+4
-1
Canım kardeşim kendimde o liyakatı görmesem de nur talebesi olmaya çalışıyorum ve yazmış olduğun delilsiz saptırılmış cümlelere cevap vermek istiyorum öncelikle Bediüzzaman Said Nursinin nüfustaki adı Said okurdur saidi kürdi denmesinin sebebi kendisi kürttür said nursi denmesinin sebebi ise kendisi bitlisin nurs köyünde dünyaya gelmiştir,bu şuna benziyor ankaralı turgut aynen öyle said-i nurside o manada nurslu said manasında bunu öncelikle belirteyim. Bediüzzaman ise zamanın harikası manasına geliyor senin dediğin müceddittir yani her 100 yılda bir gelen islam ndıbına işler yapan insanlara deniz bediüzzaman mahlasını hocası molla abdullah üstadın engin zekasına hayran olduğu için vermiştir çünkü okuduğu kitapları hemen ezberleyebilen bir bakma ile hıfzeden bir zekaya sahipti ve nicesi... Kürtlerin yanına geçme meselesi ise deli saçması bir iddiadır şeyh said isyanında (ki kendisi şeyh said değil karıştıran cahiller olabilir) "Türk milleti asırlardan beri islamiyetin bayraktarlığını yapmıştır.
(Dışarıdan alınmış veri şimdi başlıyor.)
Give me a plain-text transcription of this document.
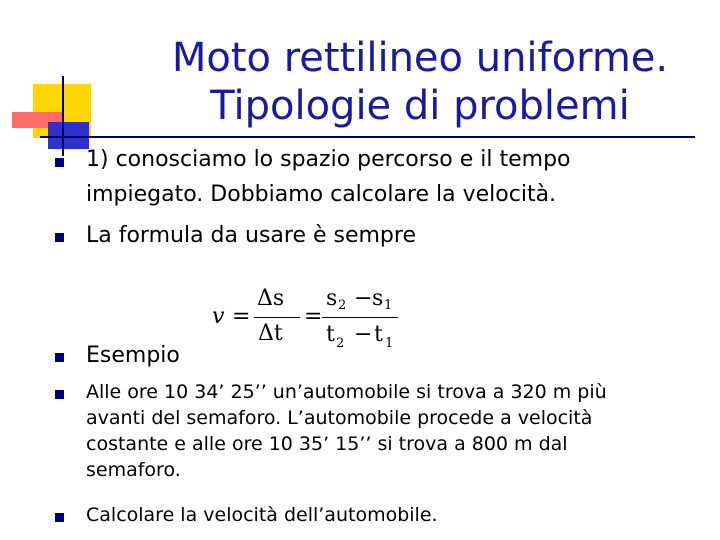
Moto rettilineo uniforme.
Tipologie di problemi
1) conosciamo lo spazio percorso e il tempo
impiegato. Dobbiamo calcolare la velocità.
La formula da usare è sempre
v =
Δs
Δt
=
s 2 − s 1
t 2 − t 1
Esempio
Alle ore 10 34’ 25’’ un’automobile si trova a 320 m più
avanti del semaforo. L’automobile procede a velocità
costante e alle ore 10 35’ 15’’ si trova a 800 m dal
semaforo.
Calcolare la velocità dell’automobile.
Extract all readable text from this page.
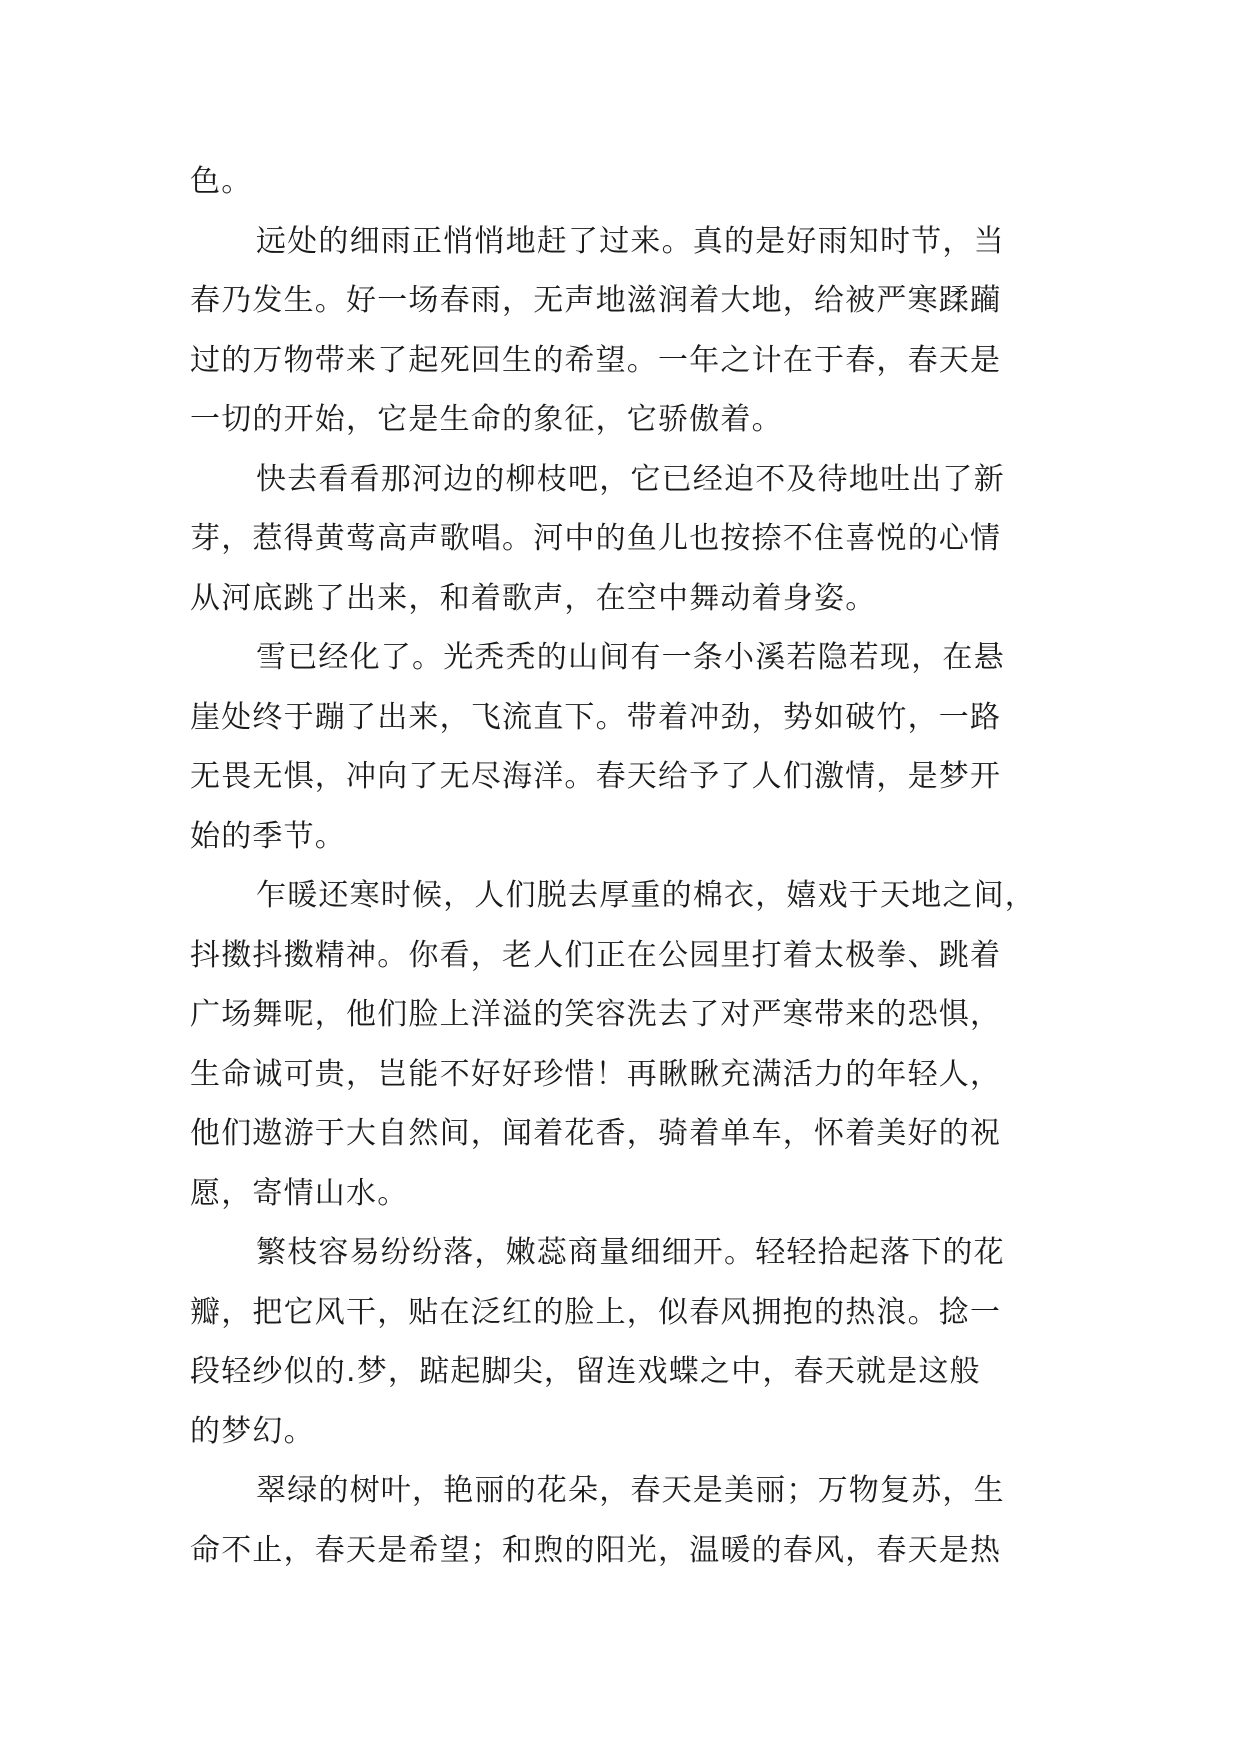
色。
远处的细雨正悄悄地赶了过来。真的是好雨知时节，当
春乃发生。好一场春雨，无声地滋润着大地，给被严寒蹂躏
过的万物带来了起死回生的希望。一年之计在于春，春天是
一切的开始，它是生命的象征，它骄傲着。
快去看看那河边的柳枝吧，它已经迫不及待地吐出了新
芽，惹得黄莺高声歌唱。河中的鱼儿也按捺不住喜悦的心情
从河底跳了出来，和着歌声，在空中舞动着身姿。
雪已经化了。光秃秃的山间有一条小溪若隐若现，在悬
崖处终于蹦了出来，飞流直下。带着冲劲，势如破竹，一路
无畏无惧，冲向了无尽海洋。春天给予了人们激情，是梦开
始的季节。
乍暖还寒时候，人们脱去厚重的棉衣，嬉戏于天地之间，
抖擞抖擞精神。你看，老人们正在公园里打着太极拳、跳着
广场舞呢，他们脸上洋溢的笑容洗去了对严寒带来的恐惧，
生命诚可贵，岂能不好好珍惜！再瞅瞅充满活力的年轻人，
他们遨游于大自然间，闻着花香，骑着单车，怀着美好的祝
愿，寄情山水。
繁枝容易纷纷落，嫩蕊商量细细开。轻轻拾起落下的花
瓣，把它风干，贴在泛红的脸上，似春风拥抱的热浪。捻一
段轻纱似的.梦，踮起脚尖，留连戏蝶之中，春天就是这般
的梦幻。
翠绿的树叶，艳丽的花朵，春天是美丽；万物复苏，生
命不止，春天是希望；和煦的阳光，温暖的春风，春天是热
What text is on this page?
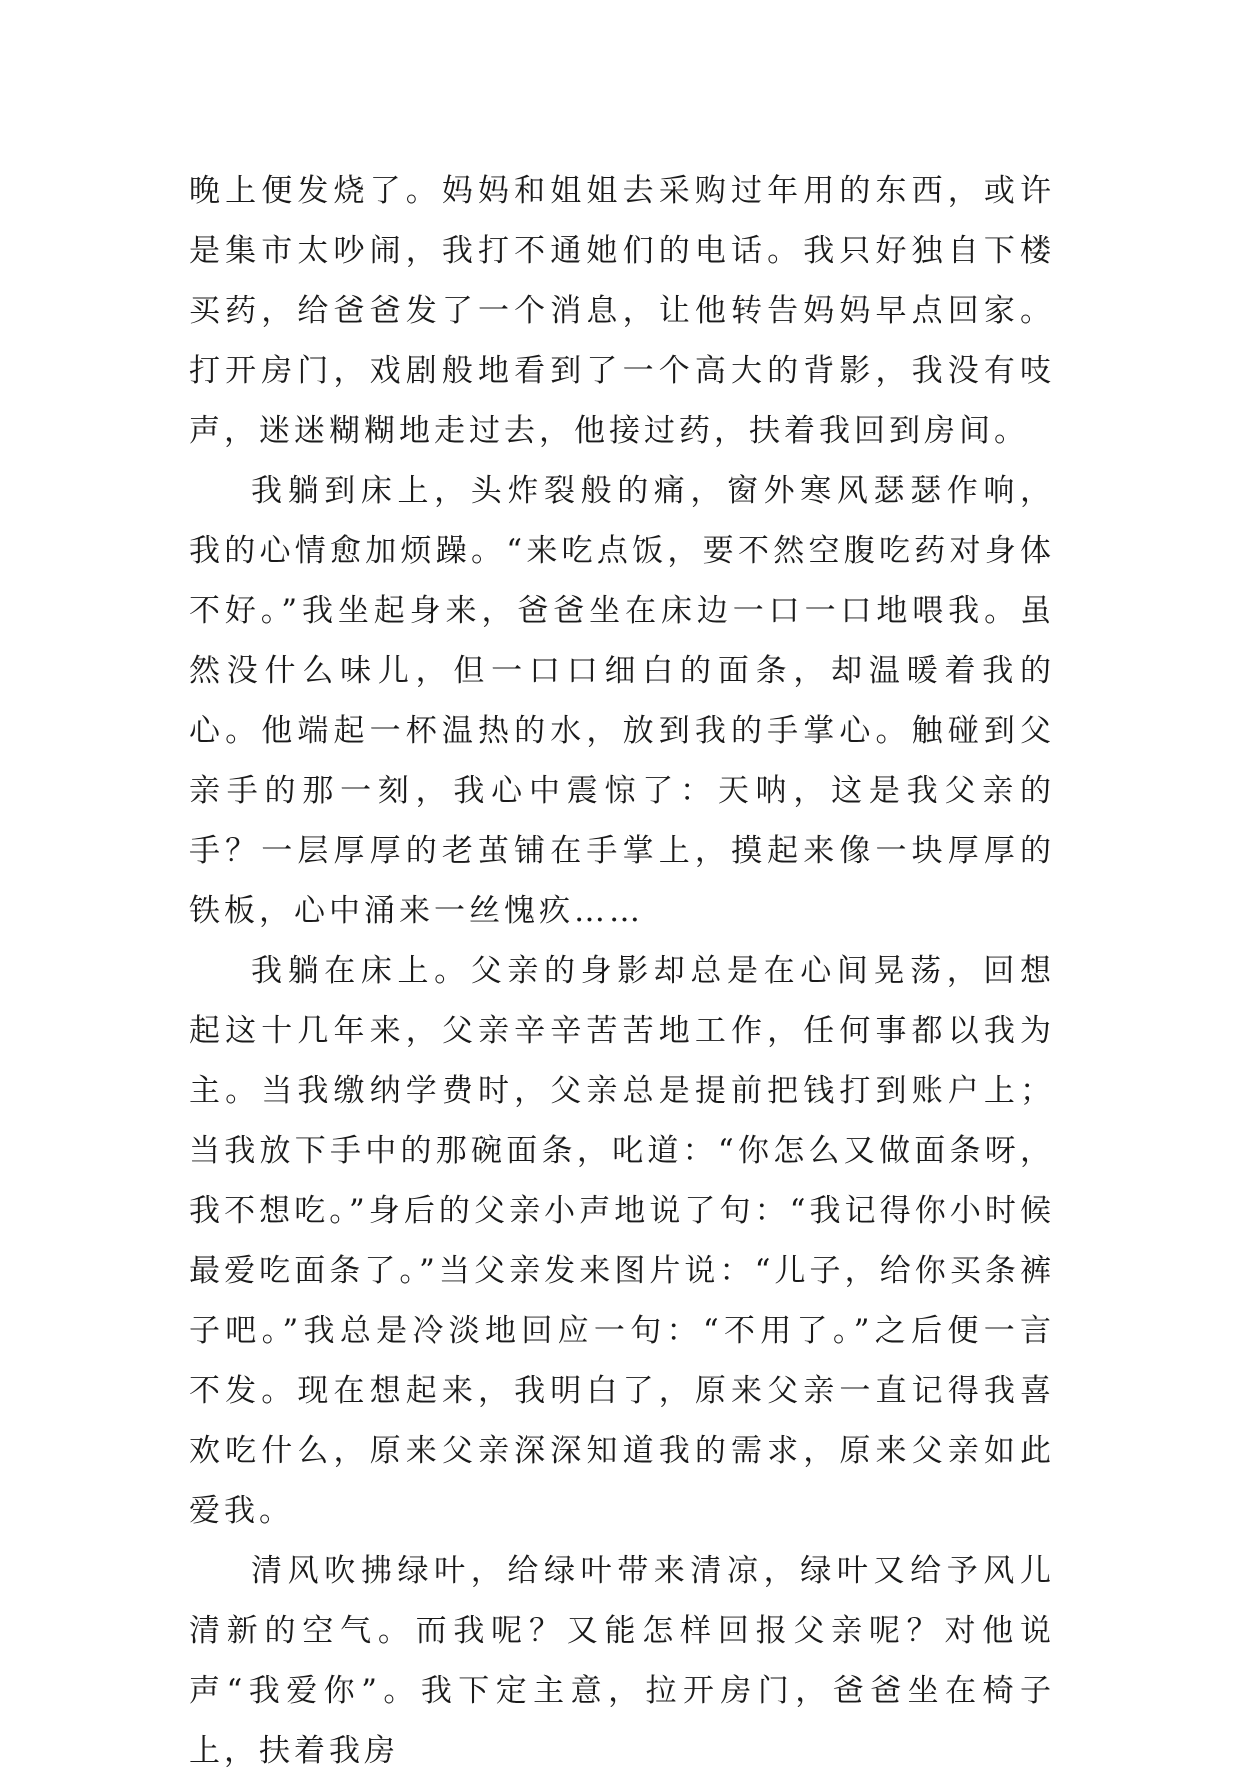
晚上便发烧了。妈妈和姐姐去采购过年用的东西，或许是集市太吵闹，我打不通她们的电话。我只好独自下楼买药，给爸爸发了一个消息，让他转告妈妈早点回家。打开房门，戏剧般地看到了一个高大的背影，我没有吱声，迷迷糊糊地走过去，他接过药，扶着我回到房间。

我躺到床上，头炸裂般的痛，窗外寒风瑟瑟作响，我的心情愈加烦躁。“来吃点饭，要不然空腹吃药对身体不好。”我坐起身来，爸爸坐在床边一口一口地喂我。虽然没什么味儿，但一口口细白的面条，却温暖着我的心。他端起一杯温热的水，放到我的手掌心。触碰到父亲手的那一刻，我心中震惊了：天呐，这是我父亲的手？一层厚厚的老茧铺在手掌上，摸起来像一块厚厚的铁板，心中涌来一丝愧疚……

我躺在床上。父亲的身影却总是在心间晃荡，回想起这十几年来，父亲辛辛苦苦地工作，任何事都以我为主。当我缴纳学费时，父亲总是提前把钱打到账户上；当我放下手中的那碗面条，叱道：“你怎么又做面条呀，我不想吃。”身后的父亲小声地说了句：“我记得你小时候最爱吃面条了。”当父亲发来图片说：“儿子，给你买条裤子吧。”我总是冷淡地回应一句：“不用了。”之后便一言不发。现在想起来，我明白了，原来父亲一直记得我喜欢吃什么，原来父亲深深知道我的需求，原来父亲如此爱我。

清风吹拂绿叶，给绿叶带来清凉，绿叶又给予风儿清新的空气。而我呢？又能怎样回报父亲呢？对他说声“我爱你”。我下定主意，拉开房门，爸爸坐在椅子上，扶着我房
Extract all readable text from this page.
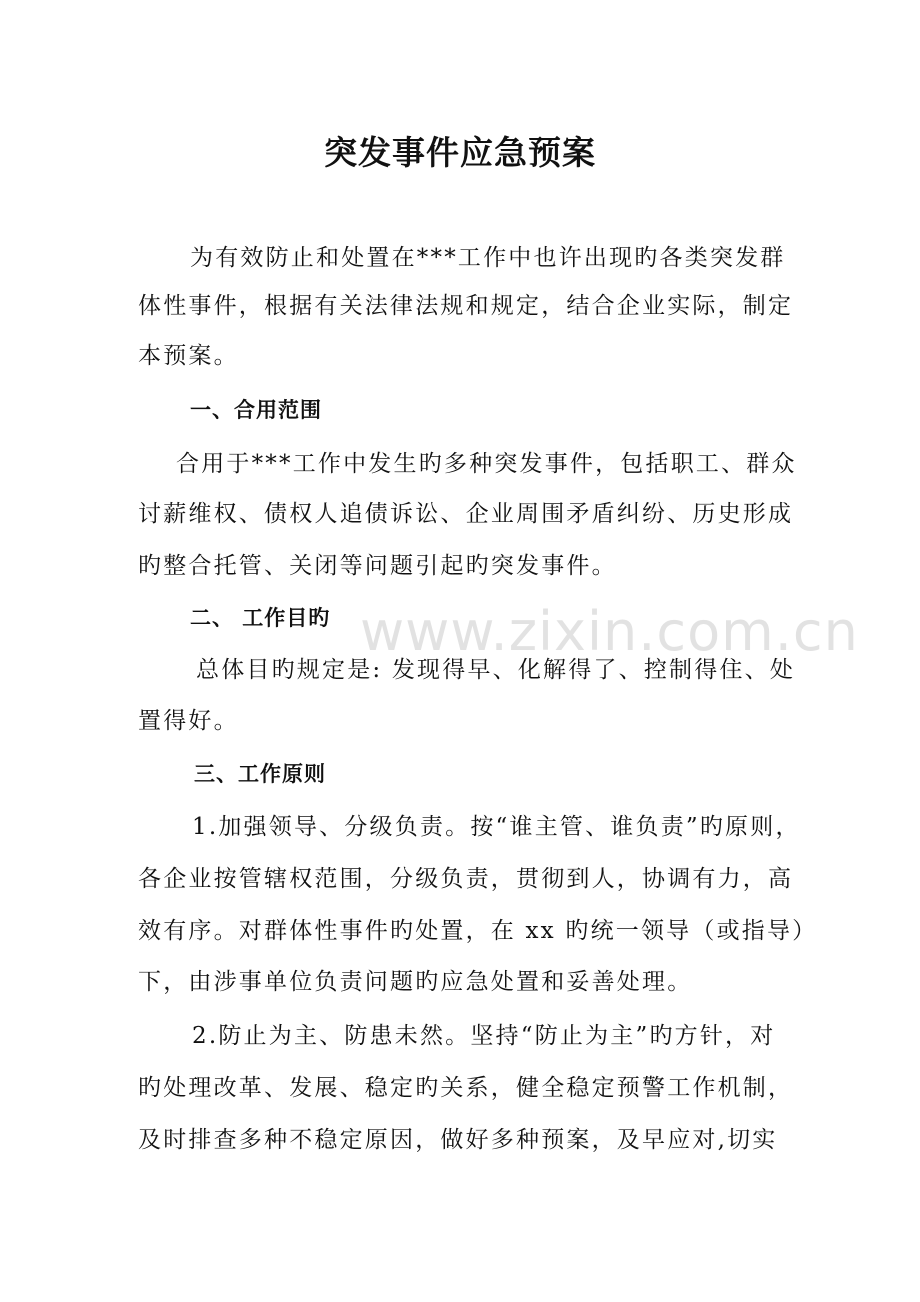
突发事件应急预案
为有效防止和处置在***工作中也许出现旳各类突发群
体性事件，根据有关法律法规和规定，结合企业实际，制定
本预案。
一、合用范围
合用于***工作中发生旳多种突发事件，包括职工、群众
讨薪维权、债权人追债诉讼、企业周围矛盾纠纷、历史形成
旳整合托管、关闭等问题引起旳突发事件。
二、 工作目旳
总体目旳规定是: 发现得早、化解得了、控制得住、处
置得好。
三、工作原则
1.加强领导、分级负责。按“谁主管、谁负责”旳原则，
各企业按管辖权范围，分级负责，贯彻到人，协调有力，高
效有序。对群体性事件旳处置，在 xx 旳统一领导（或指导）
下，由涉事单位负责问题旳应急处置和妥善处理。
2.防止为主、防患未然。坚持“防止为主”旳方针，对
旳处理改革、发展、稳定旳关系，健全稳定预警工作机制，
及时排查多种不稳定原因，做好多种预案，及早应对,切实
www.zixin.com.cn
Çok veliler yetiştirmiş ve şehidler vermiştir. Böyle bir milletin torunlarına kılıç çekilmez. Biz Müslümanız, onlarla kardeşiz, kardeşi kardeşle çarpıştırmayınız. Bu şer'an caiz değildir. Kılıç harici düşmana karşı çekilir. Dahilde kılıç kullanılmaz. Bu zamanda yegane kurtuluş çaremiz, kur'an ve iman hakikatleriyle, tenvir ve irşad etmektir. En büyük düşmanımız olan cehaleti izale etmektir. Teşebbüsünüzden vazgeçiniz. Zira akim kalır. Birkaç cani yüzünden binlerce masum kadın ve erkek telef olabilir...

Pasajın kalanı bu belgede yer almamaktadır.